COME SI MANIFESTA – La sindrome del nido vuoto si manifesta come difficoltà nel superare il dispiacere di una separazione e nel gestire il tempo libero che deriva da questo distacco. Al senso di vuoto e di assenza possono accompagnarsi depressione, irritabilità, perdita del senso della vita, gelosia nei confronti della nuova compagna che ci ha sottratto il figlio e vari tentativi per mantenere il più possibile il legame con il giovane. Inutile dire che queste strategie per mantenere il contatto, se superano una certa soglia, sono vissute con fastidio dal giovane e possono anche sortire l’effetto opposto, ovvero spingerlo a cercare una distanza ancora maggiore. Complica ulteriormente le cose il fatto che il genitore, in effetti, è contento che il figlio abbia raggiunto la sua autonomia e si distacchi dalla propria casa di origine, come è nell’ordine naturale delle cose: nonostante questo, la difficoltà nel creare una nuova routine resta insormontabile e dolorosa.  In più, il fatto di ritrovarsi faccia a faccia con il solo partner dopo moltissimi anni può fare emergere delle problematiche di coppia che non erano mai state affrontate e, forse, neppure notate. 

 

UN NIDO VUOTO PUÒ ESSERE COMUNQUE FELICE – Il fatto che i figli finalmente abbiamo maturato la volontà di andare a vivere per conto proprio deve essere vissuto come un fatto positivo e deve essere motivo di soddisfazione per un genitore: vuol dire che il giovane ha trovato in casa una base così solida da permettergli di spiccare il proprio volo. Vuol dire che siamo stati bravi genitori e che abbiamo cresciuto figli forti e sicuri di se stessi. Quando ci si sentiamo tristi, questo pensiero dovrebbe confortarci.

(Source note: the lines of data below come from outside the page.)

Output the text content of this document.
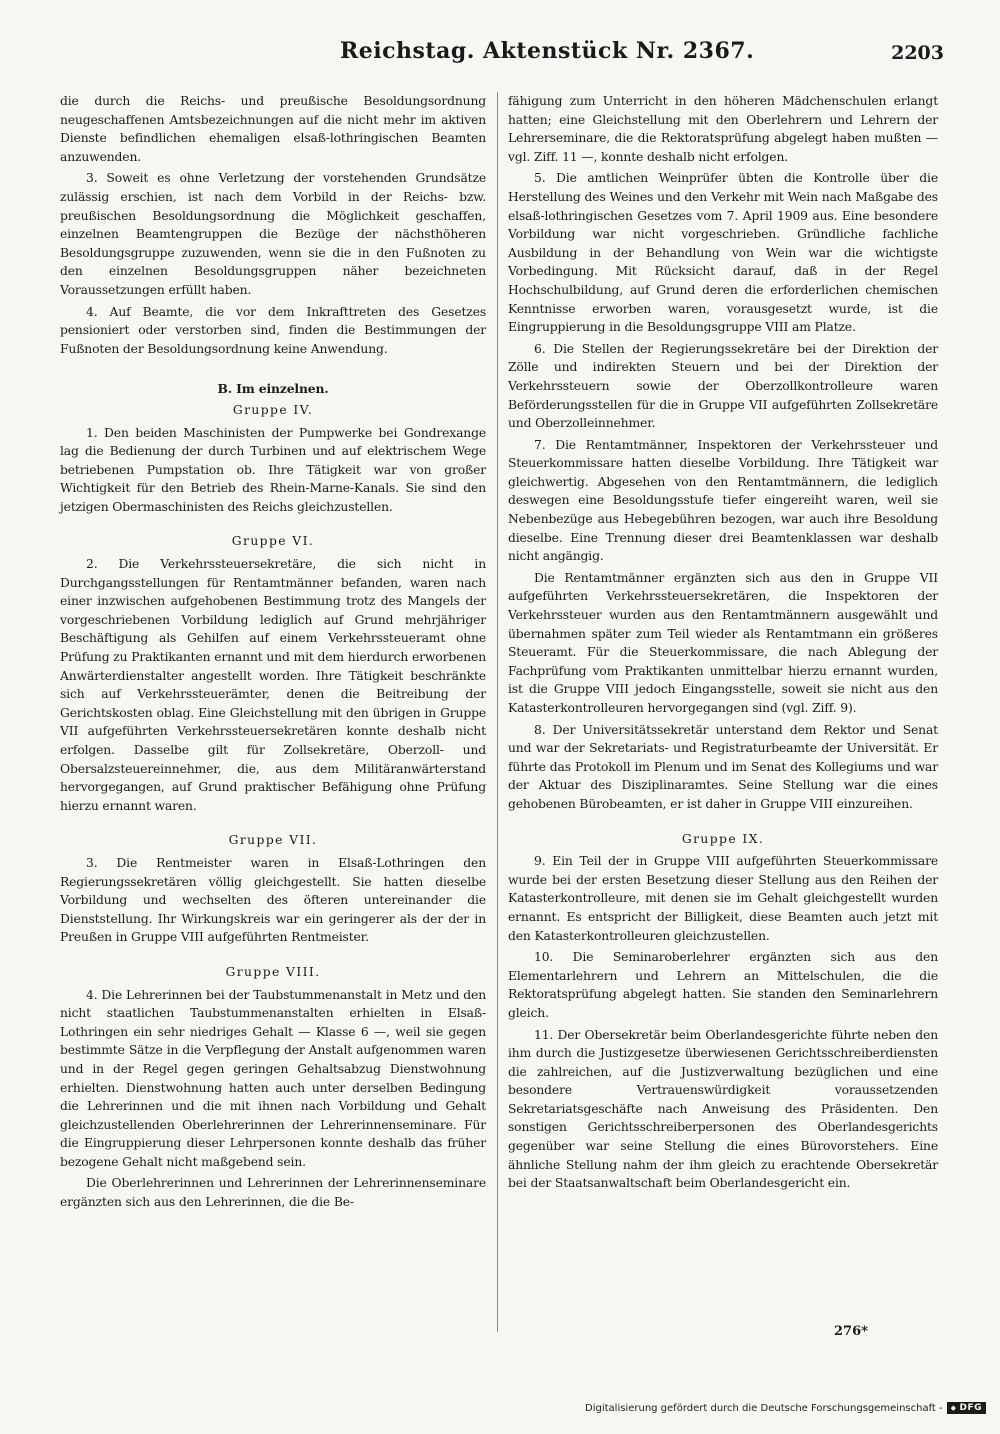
Reichstag. Aktenstück Nr. 2367.	2203

die durch die Reichs- und preußische Besoldungsordnung neugeschaffenen Amtsbezeichnungen auf die nicht mehr im aktiven Dienste befindlichen ehemaligen elsaß-lothringischen Beamten anzuwenden.

3. Soweit es ohne Verletzung der vorstehenden Grundsätze zulässig erschien, ist nach dem Vorbild in der Reichs- bzw. preußischen Besoldungsordnung die Möglichkeit geschaffen, einzelnen Beamtengruppen die Bezüge der nächsthöheren Besoldungsgruppe zuzuwenden, wenn sie die in den Fußnoten zu den einzelnen Besoldungsgruppen näher bezeichneten Voraussetzungen erfüllt haben.

4. Auf Beamte, die vor dem Inkrafttreten des Gesetzes pensioniert oder verstorben sind, finden die Bestimmungen der Fußnoten der Besoldungsordnung keine Anwendung.

B. Im einzelnen.
Gruppe IV.

1. Den beiden Maschinisten der Pumpwerke bei Gondrexange lag die Bedienung der durch Turbinen und auf elektrischem Wege betriebenen Pumpstation ob. Ihre Tätigkeit war von großer Wichtigkeit für den Betrieb des Rhein-Marne-Kanals. Sie sind den jetzigen Obermaschinisten des Reichs gleichzustellen.

Gruppe VI.

2. Die Verkehrssteuersekretäre, die sich nicht in Durchgangsstellungen für Rentamtmänner befanden, waren nach einer inzwischen aufgehobenen Bestimmung trotz des Mangels der vorgeschriebenen Vorbildung lediglich auf Grund mehrjähriger Beschäftigung als Gehilfen auf einem Verkehrssteueramt ohne Prüfung zu Praktikanten ernannt und mit dem hierdurch erworbenen Anwärterdienstalter angestellt worden. Ihre Tätigkeit beschränkte sich auf Verkehrssteuerämter, denen die Beitreibung der Gerichtskosten oblag. Eine Gleichstellung mit den übrigen in Gruppe VII aufgeführten Verkehrssteuersekretären konnte deshalb nicht erfolgen. Dasselbe gilt für Zollsekretäre, Oberzoll- und Obersalzsteuereinnehmer, die, aus dem Militäranwärterstand hervorgegangen, auf Grund praktischer Befähigung ohne Prüfung hierzu ernannt waren.

Gruppe VII.

3. Die Rentmeister waren in Elsaß-Lothringen den Regierungssekretären völlig gleichgestellt. Sie hatten dieselbe Vorbildung und wechselten des öfteren untereinander die Dienststellung. Ihr Wirkungskreis war ein geringerer als der der in Preußen in Gruppe VIII aufgeführten Rentmeister.

Gruppe VIII.

4. Die Lehrerinnen bei der Taubstummenanstalt in Metz und den nicht staatlichen Taubstummenanstalten erhielten in Elsaß-Lothringen ein sehr niedriges Gehalt — Klasse 6 —, weil sie gegen bestimmte Sätze in die Verpflegung der Anstalt aufgenommen waren und in der Regel gegen geringen Gehaltsabzug Dienstwohnung erhielten. Dienstwohnung hatten auch unter derselben Bedingung die Lehrerinnen und die mit ihnen nach Vorbildung und Gehalt gleichzustellenden Oberlehrerinnen der Lehrerinnenseminare. Für die Eingruppierung dieser Lehrpersonen konnte deshalb das früher bezogene Gehalt nicht maßgebend sein.

Die Oberlehrerinnen und Lehrerinnen der Lehrerinnenseminare ergänzten sich aus den Lehrerinnen, die die Be-

fähigung zum Unterricht in den höheren Mädchenschulen erlangt hatten; eine Gleichstellung mit den Oberlehrern und Lehrern der Lehrerseminare, die die Rektoratsprüfung abgelegt haben mußten — vgl. Ziff. 11 —, konnte deshalb nicht erfolgen.

5. Die amtlichen Weinprüfer übten die Kontrolle über die Herstellung des Weines und den Verkehr mit Wein nach Maßgabe des elsaß-lothringischen Gesetzes vom 7. April 1909 aus. Eine besondere Vorbildung war nicht vorgeschrieben. Gründliche fachliche Ausbildung in der Behandlung von Wein war die wichtigste Vorbedingung. Mit Rücksicht darauf, daß in der Regel Hochschulbildung, auf Grund deren die erforderlichen chemischen Kenntnisse erworben waren, vorausgesetzt wurde, ist die Eingruppierung in die Besoldungsgruppe VIII am Platze.

6. Die Stellen der Regierungssekretäre bei der Direktion der Zölle und indirekten Steuern und bei der Direktion der Verkehrssteuern sowie der Oberzollkontrolleure waren Beförderungsstellen für die in Gruppe VII aufgeführten Zollsekretäre und Oberzolleinnehmer.

7. Die Rentamtmänner, Inspektoren der Verkehrssteuer und Steuerkommissare hatten dieselbe Vorbildung. Ihre Tätigkeit war gleichwertig. Abgesehen von den Rentamtmännern, die lediglich deswegen eine Besoldungsstufe tiefer eingereiht waren, weil sie Nebenbezüge aus Hebegebühren bezogen, war auch ihre Besoldung dieselbe. Eine Trennung dieser drei Beamtenklassen war deshalb nicht angängig.

Die Rentamtmänner ergänzten sich aus den in Gruppe VII aufgeführten Verkehrssteuersekretären, die Inspektoren der Verkehrssteuer wurden aus den Rentamtmännern ausgewählt und übernahmen später zum Teil wieder als Rentamtmann ein größeres Steueramt. Für die Steuerkommissare, die nach Ablegung der Fachprüfung vom Praktikanten unmittelbar hierzu ernannt wurden, ist die Gruppe VIII jedoch Eingangsstelle, soweit sie nicht aus den Katasterkontrolleuren hervorgegangen sind (vgl. Ziff. 9).

8. Der Universitätssekretär unterstand dem Rektor und Senat und war der Sekretariats- und Registraturbeamte der Universität. Er führte das Protokoll im Plenum und im Senat des Kollegiums und war der Aktuar des Disziplinaramtes. Seine Stellung war die eines gehobenen Bürobeamten, er ist daher in Gruppe VIII einzureihen.

Gruppe IX.

9. Ein Teil der in Gruppe VIII aufgeführten Steuerkommissare wurde bei der ersten Besetzung dieser Stellung aus den Reihen der Katasterkontrolleure, mit denen sie im Gehalt gleichgestellt wurden ernannt. Es entspricht der Billigkeit, diese Beamten auch jetzt mit den Katasterkontrolleuren gleichzustellen.

10. Die Seminaroberlehrer ergänzten sich aus den Elementarlehrern und Lehrern an Mittelschulen, die die Rektoratsprüfung abgelegt hatten. Sie standen den Seminarlehrern gleich.

11. Der Obersekretär beim Oberlandesgerichte führte neben den ihm durch die Justizgesetze überwiesenen Gerichtsschreiberdiensten die zahlreichen, auf die Justizverwaltung bezüglichen und eine besondere Vertrauenswürdigkeit voraussetzenden Sekretariatsgeschäfte nach Anweisung des Präsidenten. Den sonstigen Gerichtsschreiberpersonen des Oberlandesgerichts gegenüber war seine Stellung die eines Bürovorstehers. Eine ähnliche Stellung nahm der ihm gleich zu erachtende Obersekretär bei der Staatsanwaltschaft beim Oberlandesgericht ein.

276*
Digitalisierung gefördert durch die Deutsche Forschungsgemeinschaft -
◆	DFG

-    È il momento di recuperare il rapporto con il nostro partner, tornare a fare insieme le cose che amavamo da ragazzi e che ci hanno aiutato a costruire una vita insieme. Può sembrare strano all’inizio e anche un po’ faticoso, dato che ciascuno ha consolidato negli anni abitudini e interessi individuali, ma con un po’ di buona volontà e perseveranza scopriremo che è bello condividerli. 

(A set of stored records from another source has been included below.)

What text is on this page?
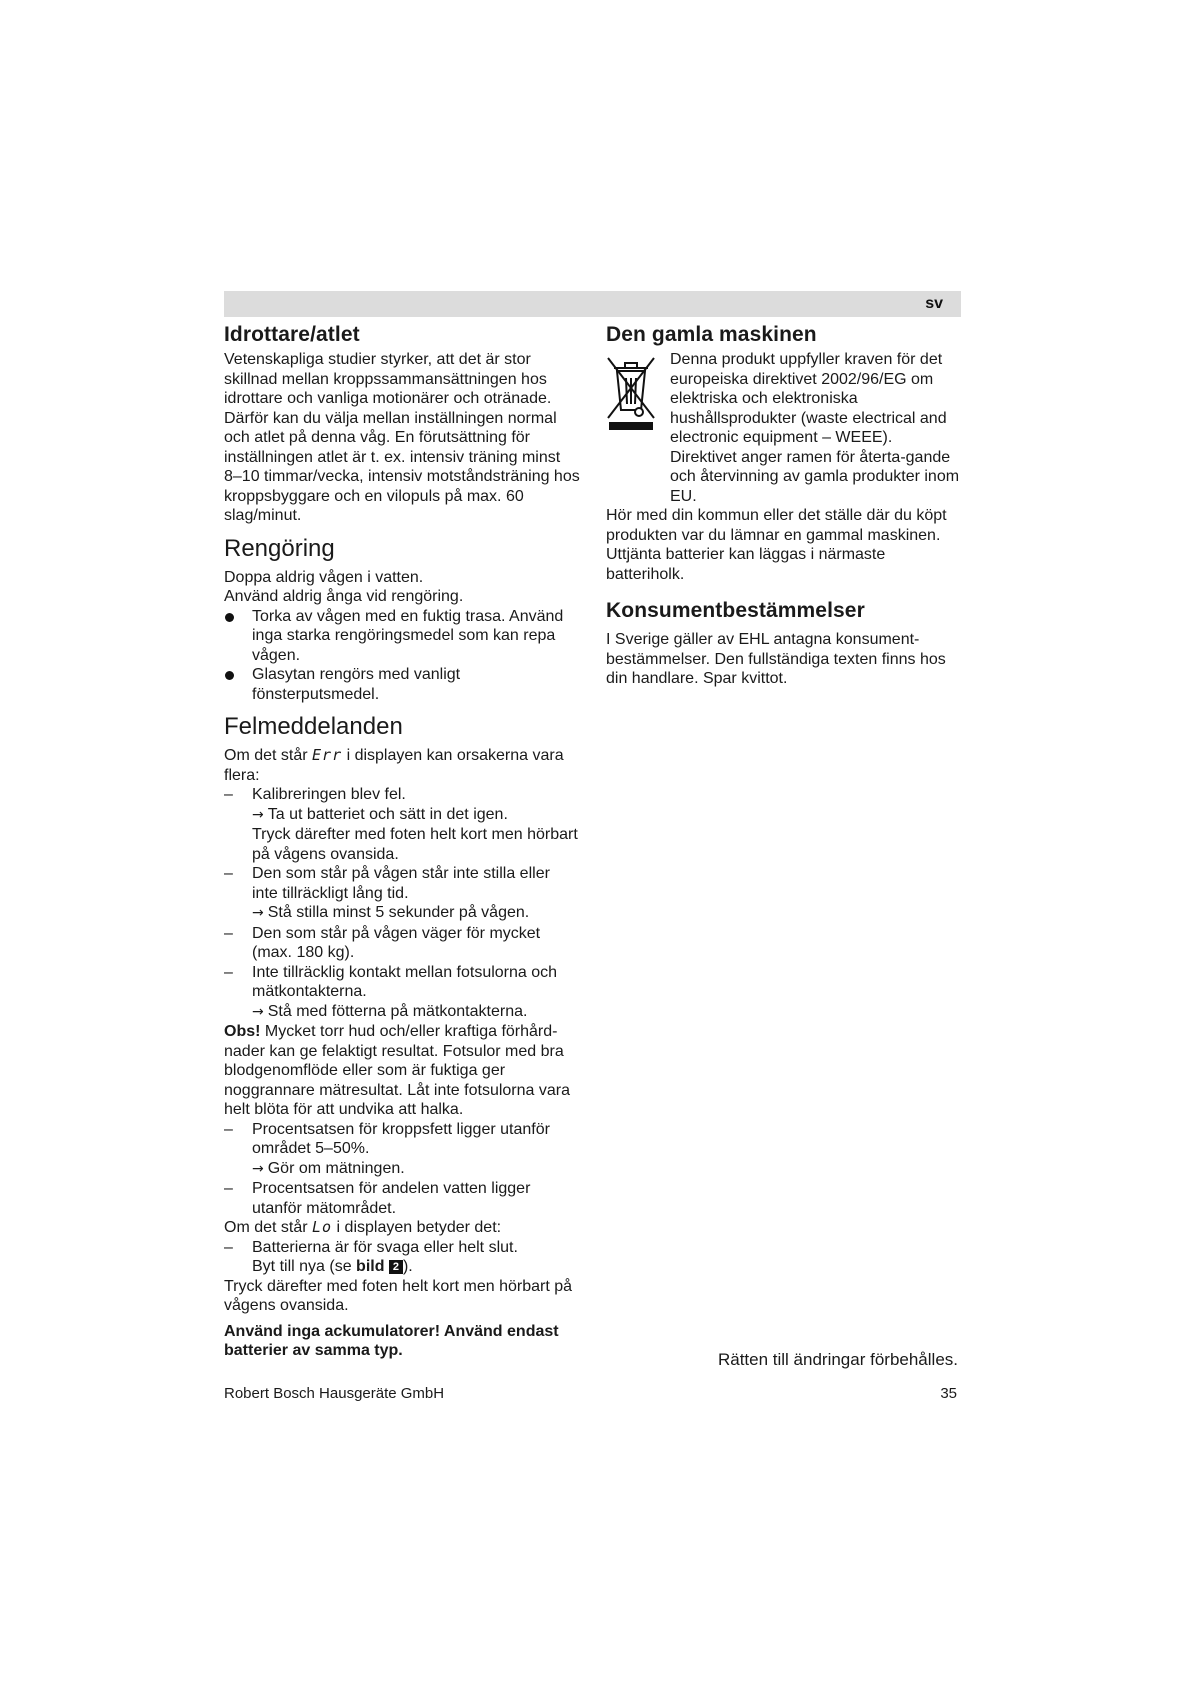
sv
Idrottare/atlet

Vetenskapliga studier styrker, att det är stor skillnad mellan kroppssammansättningen hos idrottare och vanliga motionärer och otränade. Därför kan du välja mellan inställningen normal och atlet på denna våg. En förutsättning för inställningen atlet är t. ex. intensiv träning minst 8–10 timmar/vecka, intensiv motståndsträning hos kroppsbyggare och en vilopuls på max. 60 slag/minut.

Rengöring

Doppa aldrig vågen i vatten.

Använd aldrig ånga vid rengöring.

Torka av vågen med en fuktig trasa. Använd inga starka rengöringsmedel som kan repa vågen.
Glasytan rengörs med vanligt fönsterputsmedel.
Felmeddelanden

Om det står Err i displayen kan orsakerna vara flera:

– Kalibreringen blev fel.
→ Ta ut batteriet och sätt in det igen.
Tryck därefter med foten helt kort men hörbart på vågens ovansida.
– Den som står på vågen står inte stilla eller inte tillräckligt lång tid.
→ Stå stilla minst 5 sekunder på vågen.
– Den som står på vågen väger för mycket (max. 180 kg).
– Inte tillräcklig kontakt mellan fotsulorna och mätkontakterna.
→ Stå med fötterna på mätkontakterna.

Obs! Mycket torr hud och/eller kraftiga förhård-nader kan ge felaktigt resultat. Fotsulor med bra blodgenomflöde eller som är fuktiga ger noggrannare mätresultat. Låt inte fotsulorna vara helt blöta för att undvika att halka.

– Procentsatsen för kroppsfett ligger utanför området 5–50%.
→ Gör om mätningen.
– Procentsatsen för andelen vatten ligger utanför mätområdet.

Om det står Lo i displayen betyder det:

– Batterierna är för svaga eller helt slut.
Byt till nya (se bild 2 ).

Tryck därefter med foten helt kort men hörbart på vågens ovansida.

Använd inga ackumulatorer! Använd endast batterier av samma typ.

Den gamla maskinen

Denna produkt uppfyller kraven för det europeiska direktivet 2002/96/EG om elektriska och elektroniska hushållsprodukter (waste electrical and electronic equipment – WEEE). Direktivet anger ramen för återta-gande och återvinning av gamla produkter inom EU.

Hör med din kommun eller det ställe där du köpt produkten var du lämnar en gammal maskinen.

Uttjänta batterier kan läggas i närmaste batteriholk.

Konsumentbestämmelser

I Sverige gäller av EHL antagna konsument-bestämmelser. Den fullständiga texten finns hos din handlare. Spar kvittot.

Rätten till ändringar förbehålles.
Robert Bosch Hausgeräte GmbH	35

-    Lasciamo spazio ai figli adulti: nei primi tempi offriamo (non imponiamo!) consigli e supporto negli aspetti più complessi della loro nuova vita, ma senza interferire troppo con le loro scelte: la miglior maestra è sempre  l’esperienza diretta, anche se può essere utile evitare loro di “battere il naso” contro le loro nuove difficoltà. In ogni caso, evitiamo di farli sentire in colpa per “averci lasciati soli” o perché senza di loro ci sentiamo vuoti e tristi. 
-    Realizziamo finalmente qualcosa per noi stessi, dopo aver trascurato le nostre esigenze e aspettative per tanti anni.